After the peas the harvest proper would start, reaping and binding, stooking, gathering and stacking. The second year we had one of the first combines in the district, after harvesting our own crops it was contracted out to other farmers. The early combines needed two men to handle it. The driver, often my cousin Arthur, and my job on the combine, collecting the corn in bags, tying them and periodically dumping them in groups.

One year we were contracted to the CWS Hempson Hall Estate, Horseshoe Corner near the junction of the Trent and Ouse. Rabbits then were always a menace but good eating, cutting corn meant they had lost their runs and were disorientated. They gathered towards the centre of the field eventually making a break for freedom. Everyone would take a 12-bore shotgun along, less than half the rabbits would make it to safety.

Would the CWS Estate let us? “Yes”, said the manager “but leave the pheasants and hares alone. We hire the shooting out. I will be keeping an eye on you two, don’t worry”

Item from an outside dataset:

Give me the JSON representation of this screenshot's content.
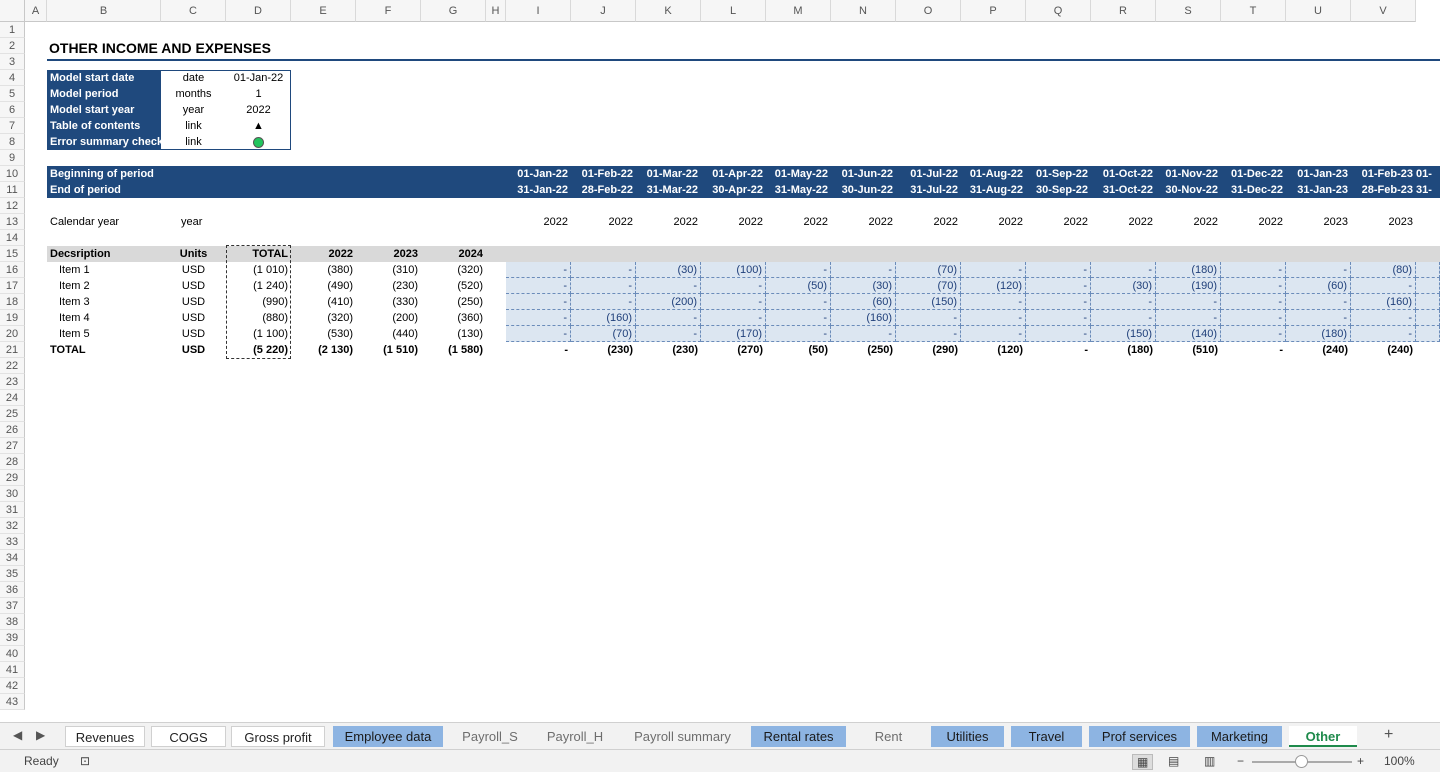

We agreed, but there were a lot of pheasants and it was tempting. So I acquired a large chunk of thick heavy green wax, which is why some of the bags of corn were marked with a green cross. All bags of corn were loaded onto one of my uncle’s lorries in the evening when we went back to the farm for tea. After tea the bags of corn were delivered to the CWS, but before they went we opened all those marked with a green cross and removed the pheasant hidden there. This was not a money making exercise, the pheasants were distributed amongst our numerous relations, all strict Methodists and regular chapel goers who never queried, where the pheasants came for.

Working on the land ended about the second week of September when there was a lull before the potato harvest started. The last two weeks of September became my annual holiday.